In a cartoon, you may have seen a character run off a cliff and as soon as the character looks down, he or she plummets to the ground.
Although cartoon characters usually seem to survive these accidents, you know that in real life, you would likely be dead from a fall off a 15-metre cliff. What would kill you? If you said the fall you are not entirely correct. It would not be the fall, but the stop that kills.
Similarly, when a car moves at the posted speed limit and crashes into something, it hits that object with a lot of force. Any person in the vehicle not wearing a seat belt will hit the windshield with the same type of force that the person might experience falling off a cliff.
In a vehicle crash, three types of collisions occur:
- The first collision is the vehicle collision itself: The vehicle crashes into another object. In this part of the collision, the car receives damage and so does whatever the car crashed into.
- The second collision is the human collision. This is what happens when the people in the car collide with the inside of the car.

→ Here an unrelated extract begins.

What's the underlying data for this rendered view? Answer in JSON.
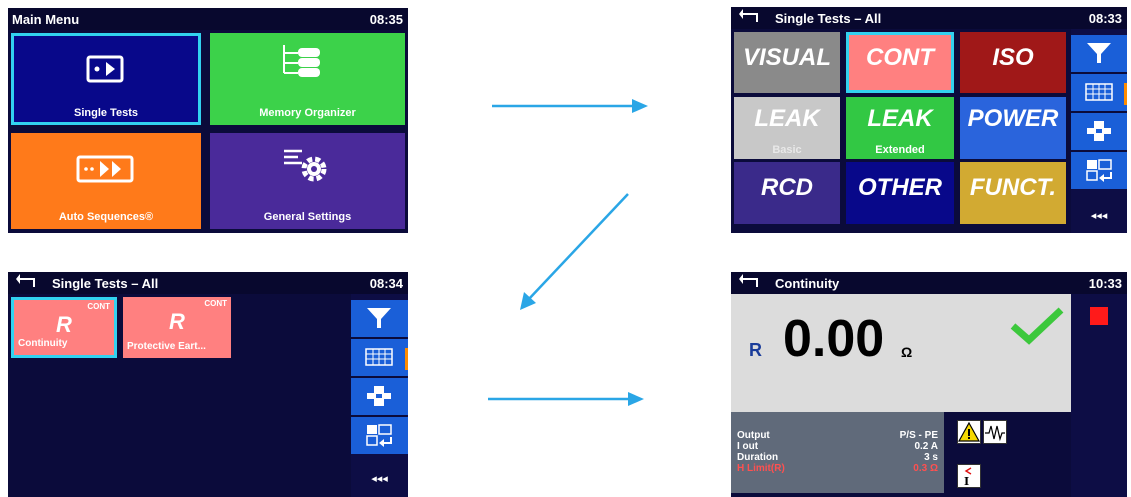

- The third collision is the internal collision. This is what happens inside the bodies of the people involved in the collision — their bones and organs collide.
Although the first collision can be expensive to repair, the second and
third collisions are actually far more serious because they result in
people being injured or killed.
Again,
Newton's laws explain these collisions. An object in motion tends to
stay in motion unless it is acted on by an outside force. That is what
is happening in each of the three collisions:
- The car stops when it collides with another object.
- The passenger's body continues moving until it collides with another object (the windshield, for example).
- The internal organs in the passenger's body continue to move until they collide with other organs or bones inside the body.

Therefore, a collision is quite complex. In fact, a vehicle accident has a series of collisions that make up the entire accident.
Digging Deeper
The use of crash test dummies in a controlled environment helps engineers test the safety of vehicles in collisions with the goal of making safer vehicles for drivers and passengers. Engineers also use crash test dummies to study the effects of other types of collisions.